A massive loricariid (the holotype of M. gigas is 530 mm TL - Isbrücker, 1980) that is extremely spiny and generally has 10 (occasionally 9 or 11) dorsal fin rays.  The color is dark brown with very large spots on the head, sides, and fins or with light vermicualtions.  Color of the abdomen is the same as on the sides.  Four or more predorsal plates.  Five rows of plates on the caudal peduncle.  Abdomen completely plated in adults.  Caudal fin forked, but without filaments.  Cheek odontodes as in Acanthicus.  Plates well keeled with rows of odontodes above and below the keel rows incomplete in specimens up to at least 200 mm.  Pterotic-supracleithrum enlarged but not as large as in Acanthicus.



COMPARISONS

Megalancistrus is best identified from other Ancistrini by the combination of an increase in the number of dorsal fin rays (usually 10, occasionally 9 or 11 vs. 7-8, occasionally 9) and strongly keeled lateral plates.  Megalancistrus can be further separated from Pseudacanthicus by the presence of a moderately enlarged pterotic-supracleithrum (Fig. 89), from Acanthicus by the presence of an adipose fin, and short jaws forming an acute angle at union (vs. long, nearly forming a straight line at union), from Leporacanthicus by an oval lower lip (vs. round) and a lack of tentacles on the upper lip, from Dekeyseria by having plates on the abdomen (abdominal plates develop fairly late ontogenetically), nine or more dorsal fin rays (vs. 7), and young specimens can be separated from Dekeyseria by having only the keel row of odontodes developed (vs. having rows of odontodes above and below the keel rows), and from Pterygoplichthys by an enlarged pterotic-supracleithrum and by having the odontodes on the head large and stout (vs. small and slender).
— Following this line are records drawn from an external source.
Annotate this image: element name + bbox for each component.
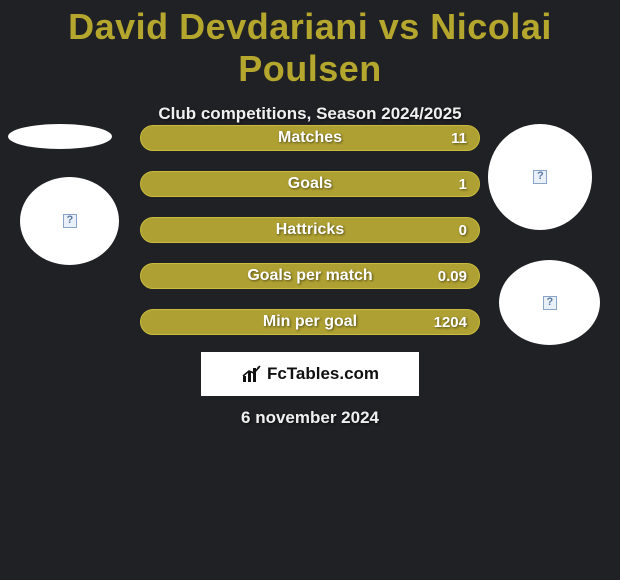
page-title: David Devdariani vs Nicolai Poulsen xyxy=(0,0,620,90)
stat-label: Matches xyxy=(141,129,479,147)
brand-chart-icon xyxy=(241,364,263,384)
stat-value: 0.09 xyxy=(438,268,467,285)
date-label: 6 november 2024 xyxy=(0,408,620,428)
avatar-circle-bottom-right xyxy=(499,260,600,345)
placeholder-icon xyxy=(63,214,77,228)
stats-list: Matches11 Goals1 Hattricks0 Goals per match… xyxy=(140,125,480,355)
stat-value: 1204 xyxy=(434,314,467,331)
stat-label: Min per goal xyxy=(141,313,479,331)
stat-value: 0 xyxy=(459,222,467,239)
stat-bar: Goals1 xyxy=(140,171,480,197)
stat-value: 1 xyxy=(459,176,467,193)
stat-label: Hattricks xyxy=(141,221,479,239)
stat-value: 11 xyxy=(451,130,467,147)
brand-text: FcTables.com xyxy=(267,364,379,384)
avatar-circle-left xyxy=(20,177,119,265)
white-ellipse xyxy=(8,124,112,149)
avatar-circle-top-right xyxy=(488,124,592,230)
stat-bar: Goals per match0.09 xyxy=(140,263,480,289)
stat-label: Goals xyxy=(141,175,479,193)
stat-bar: Matches11 xyxy=(140,125,480,151)
placeholder-icon xyxy=(533,170,547,184)
page-subtitle: Club competitions, Season 2024/2025 xyxy=(0,104,620,124)
stat-label: Goals per match xyxy=(141,267,479,285)
stat-bar: Min per goal1204 xyxy=(140,309,480,335)
placeholder-icon xyxy=(543,296,557,310)
stat-bar: Hattricks0 xyxy=(140,217,480,243)
brand-badge: FcTables.com xyxy=(201,352,419,396)
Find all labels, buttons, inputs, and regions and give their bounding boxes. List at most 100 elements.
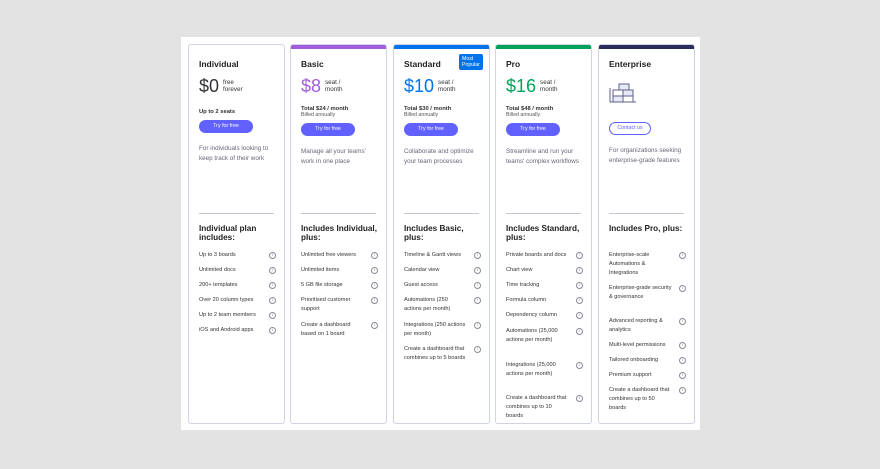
most-popular-badge: Most Popular — [459, 54, 483, 70]
feature-item: Advanced reporting & analytics i — [609, 317, 686, 335]
contact-us-button[interactable]: Contact us — [609, 122, 651, 135]
info-icon[interactable]: i — [576, 328, 583, 335]
feature-item: Create a dashboard that combines up to 1… — [506, 394, 583, 421]
info-icon[interactable]: i — [679, 357, 686, 364]
info-icon[interactable]: i — [576, 282, 583, 289]
info-icon[interactable]: i — [474, 297, 481, 304]
feature-item: Unlimited docs i — [199, 266, 276, 275]
feature-item: Integrations (25,000 actions per month) i — [506, 361, 583, 379]
price-unit: seat / month — [325, 79, 343, 93]
plan-color-bar — [291, 45, 386, 49]
info-icon[interactable]: i — [679, 387, 686, 394]
feature-item: Time tracking i — [506, 281, 583, 290]
info-icon[interactable]: i — [576, 395, 583, 402]
info-icon[interactable]: i — [679, 318, 686, 325]
plan-color-bar — [394, 45, 489, 49]
info-icon[interactable]: i — [269, 282, 276, 289]
info-icon[interactable]: i — [576, 312, 583, 319]
plan-price: $10 — [404, 76, 435, 96]
feature-item: Calendar view i — [404, 266, 481, 275]
feature-item: 5 GB file storage i — [301, 281, 378, 290]
feature-item: Over 20 column types i — [199, 296, 276, 305]
feature-item: Prioritised customer support i — [301, 296, 378, 314]
info-icon[interactable]: i — [679, 252, 686, 259]
price-row: $10 seat / month — [404, 75, 481, 97]
plan-color-bar — [599, 45, 694, 49]
feature-item: Up to 2 team members i — [199, 311, 276, 320]
info-icon[interactable]: i — [474, 282, 481, 289]
info-icon[interactable]: i — [269, 267, 276, 274]
billing-period: Billed annually — [506, 112, 541, 118]
feature-item: 200+ templates i — [199, 281, 276, 290]
feature-item: Multi-level permissions i — [609, 341, 686, 350]
billing-period: Billed annually — [404, 112, 439, 118]
plan-price: $0 — [199, 76, 220, 96]
info-icon[interactable]: i — [576, 252, 583, 259]
feature-item: Premium support i — [609, 371, 686, 380]
divider — [301, 213, 376, 214]
total-price: Total $24 / month — [301, 106, 349, 112]
plan-card-enterprise: Enterprise Contact us For organizations … — [598, 44, 695, 424]
feature-item: Chart view i — [506, 266, 583, 275]
info-icon[interactable]: i — [576, 267, 583, 274]
info-icon[interactable]: i — [576, 362, 583, 369]
info-icon[interactable]: i — [269, 312, 276, 319]
info-icon[interactable]: i — [371, 267, 378, 274]
feature-item: Tailored onboarding i — [609, 356, 686, 365]
info-icon[interactable]: i — [474, 252, 481, 259]
info-icon[interactable]: i — [371, 252, 378, 259]
plan-card-individual: Individual $0 free forever Up to 2 seats… — [188, 44, 285, 424]
info-icon[interactable]: i — [474, 267, 481, 274]
info-icon[interactable]: i — [679, 285, 686, 292]
info-icon[interactable]: i — [371, 282, 378, 289]
info-icon[interactable]: i — [576, 297, 583, 304]
total-price: Total $30 / month — [404, 106, 452, 112]
plan-description: Streamline and run your teams' complex w… — [506, 148, 579, 165]
includes-heading: Includes Standard, plus: — [506, 224, 580, 242]
feature-item: Timeline & Gantt views i — [404, 251, 481, 260]
feature-item: Dependency column i — [506, 311, 583, 320]
divider — [506, 213, 581, 214]
info-icon[interactable]: i — [371, 322, 378, 329]
plan-price: $8 — [301, 76, 322, 96]
info-icon[interactable]: i — [679, 342, 686, 349]
feature-item: Enterprise-scale Automations & Integrati… — [609, 251, 686, 278]
info-icon[interactable]: i — [474, 346, 481, 353]
plan-color-bar — [496, 45, 591, 49]
plan-price: $16 — [506, 76, 537, 96]
info-icon[interactable]: i — [269, 297, 276, 304]
plan-name: Standard — [404, 59, 441, 69]
billing-period: Billed annually — [301, 112, 336, 118]
plan-card-standard: Standard Most Popular $10 seat / month T… — [393, 44, 490, 424]
info-icon[interactable]: i — [269, 327, 276, 334]
plan-description: Collaborate and optimize your team proce… — [404, 148, 474, 165]
info-icon[interactable]: i — [269, 252, 276, 259]
feature-item: Create a dashboard based on 1 board i — [301, 321, 378, 339]
feature-item: Up to 3 boards i — [199, 251, 276, 260]
enterprise-blocks-icon — [609, 83, 636, 103]
price-unit: seat / month — [540, 79, 558, 93]
try-free-button[interactable]: Try for free — [301, 123, 355, 136]
includes-heading: Individual plan includes: — [199, 224, 257, 242]
feature-item: Create a dashboard that combines up to 5… — [404, 345, 481, 363]
feature-item: Unlimited free viewers i — [301, 251, 378, 260]
feature-item: Create a dashboard that combines up to 5… — [609, 386, 686, 413]
pricing-section: Individual $0 free forever Up to 2 seats… — [181, 37, 700, 430]
info-icon[interactable]: i — [679, 372, 686, 379]
plan-description: Manage all your teams' work in one place — [301, 148, 366, 165]
includes-heading: Includes Individual, plus: — [301, 224, 377, 242]
feature-item: Enterprise-grade security & governance i — [609, 284, 686, 302]
seats-label: Up to 2 seats — [199, 109, 236, 115]
feature-item: Automations (250 actions per month) i — [404, 296, 481, 314]
info-icon[interactable]: i — [474, 322, 481, 329]
try-free-button[interactable]: Try for free — [404, 123, 458, 136]
info-icon[interactable]: i — [371, 297, 378, 304]
try-free-button[interactable]: Try for free — [506, 123, 560, 136]
divider — [199, 213, 274, 214]
includes-heading: Includes Pro, plus: — [609, 224, 683, 233]
plan-name: Basic — [301, 59, 324, 69]
plan-card-pro: Pro $16 seat / month Total $48 / month B… — [495, 44, 592, 424]
try-free-button[interactable]: Try for free — [199, 120, 253, 133]
plan-name: Individual — [199, 59, 239, 69]
plan-description: For organizations seeking enterprise-gra… — [609, 147, 682, 164]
Megalancistrus is from the Paraná and São Francisco systems, and Pseudacanthicus is from the Amazon and Orinoco systems and the Guyanas.



DISTRIBUTION

The genus has been reported from the upper Orinoco, the eastern, north-flowing Amazon tributaries, and the Rio Tocantins (Stawikowski, 1992).


ECOLOGY

A large-river dweller that eats freshwater sponges and probably other invertebrates. There is also a lot of wood in the gut, but it appears as if this was consumed accidentally.



LITERATURE CITED

Armbruster, J.W. 1997. Phylogenetic relationships of the sucker-mouth armored catfishes (Loricariidae) with particular emphasis on the Ancistrinae, Hypostominae, and Neoplecostominae. Unpubl. Ph.D. dissertation. University of Illinois, Urbana-Champaign. 409 pp.

Burgess, W.E. 1994. Scobinancistrus aureatus, a new species of loricariid catfish from the Rio Xingu (Loricariidae: Ancistrinae). Tropical Fish Hobbyist 43:236?242.

Stawikowski, R. 1992. Die Gattung Leporacanthicus Isbrücker & Nijssen, 1989. Harnischwelse, DATZ-Sonderheft, September 1992: 58-61.